My kernel does achieve the high percentage of theoretical bandwidth, but it does involve duplicate reads of the vector from global memory. For example, in Case 1, the vector is read once for each row of A. I can consider other kernels where the vector is only read once, and each threadblock computes a portion of the output for all rows. This kernel achieves less bandwidth percentage but is faster overall.

Right, that seems the correct approach. I think for case 1 its unlikely that you will find anything faster than that. All reads and writes can be fully coalesced, and you are performing the minimum necessary reads and writes. The only remaining optimization concerns would be related to occupancy considerations for your specific GPU. This usually (in my experience) requires some tuning and testing to get right, and is usually only a consideration of a few percent, barring mistakes that involve dismally low occupancy.

Thank you. Indeed I am finding that this method (read vector once) is best for case 1 in most cases. For case 2, you have to consider the blocked version for case 2 otherwise it doesn’t really make sense.

Here’s a small explicit example for case 2:

A = [ a_00, a_01, a_02, a_10, a_11, a_12 ] , where each a_ij is a vector of length d
w = [w_0, w_1], where each w_i is a vector of length d

Output: C = [ a_00 * w_0, a_01 * w_0, a_02 * w_0, a_10 * w_1, a_11 * w_1, a_12 * w_1 ] elementwise products

In that case, I’m finding that the algorithm that does each a_ij * w_i independently (with duplicate reads) works fastest.

I’m also trying some algorithms that use 2D threadblocks and shared memory. These seem to work faster in cases where the matrix is very rectangular m >>n or n << m.

Is there a general rule to follow when considering global memory read/writes vs the amount of parallelism?

For example, reading the vector once here uses minimum global memory access, but decreases parallelism since the vector is sequentially multiplied with each row. Reading the vector once per row increases the global memory access, but increases parallelism since the product with each row can be done concurrently.

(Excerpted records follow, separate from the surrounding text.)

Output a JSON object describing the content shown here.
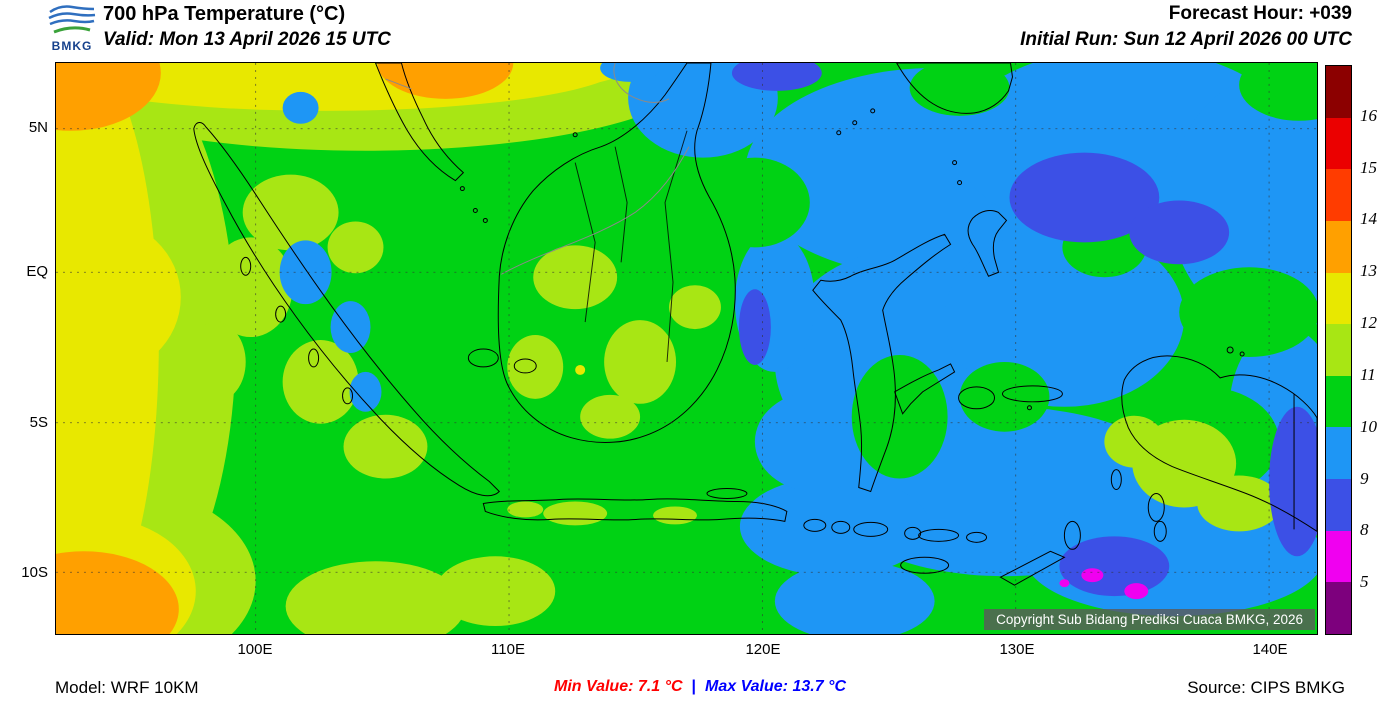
{
  "header": {
    "logo_text": "BMKG",
    "title": "700 hPa Temperature (°C)",
    "valid_line": "Valid: Mon 13 April 2026 15 UTC",
    "forecast_hour": "Forecast Hour: +039",
    "initial_run": "Initial Run: Sun 12 April 2026 00 UTC"
  },
  "map": {
    "lat_labels": [
      "5N",
      "EQ",
      "5S",
      "10S"
    ],
    "lon_labels": [
      "100E",
      "110E",
      "120E",
      "130E",
      "140E"
    ],
    "copyright": "Copyright Sub Bidang Prediksi Cuaca BMKG, 2026"
  },
  "colorbar": {
    "tick_labels": [
      "16",
      "15",
      "14",
      "13",
      "12",
      "11",
      "10",
      "9",
      "8",
      "5"
    ],
    "segment_colors": [
      "#8C0000",
      "#EB0000",
      "#FF3C00",
      "#FFA000",
      "#E8E800",
      "#A8E614",
      "#00D214",
      "#1E96F5",
      "#3C50E6",
      "#F000F0",
      "#7D007D"
    ]
  },
  "footer": {
    "model": "Model: WRF 10KM",
    "min_label": "Min Value:",
    "min_value": "7.1 °C",
    "divider": "|",
    "max_label": "Max Value:",
    "max_value": "13.7 °C",
    "source": "Source: CIPS BMKG",
    "min_color": "#FF0000",
    "max_color": "#0000FF"
  }
}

Is there some kind of middle-ground here?

Divide the throughput you care about (e.g. FP32 flops, or FP64 flops, or …) by the memory bandwidth, for the GPU you are running on. The result is a flops/byte ratio. Most GPUs have a number that is noticeably larger than 1 here. If your actual flops/byte ratio (what your code does) is higher than the GPU ratio, then you can “afford” to do some extra memory traffic.

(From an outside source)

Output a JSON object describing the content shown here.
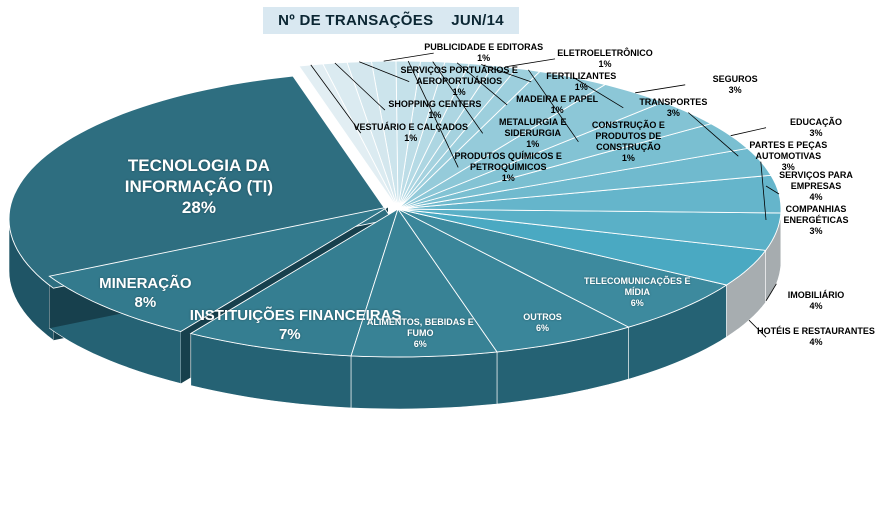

Your code is not likely to be in this category. Extra memory traffic will likely translate into longer kernel duration. My understanding is you have already empirically measured this and found it to be true. There is no “middle ground” to exploit unless you have more compute work to be done, on data you have already loaded.

1 Like

This topic was automatically closed 14 days after the last reply. New replies are no longer allowed.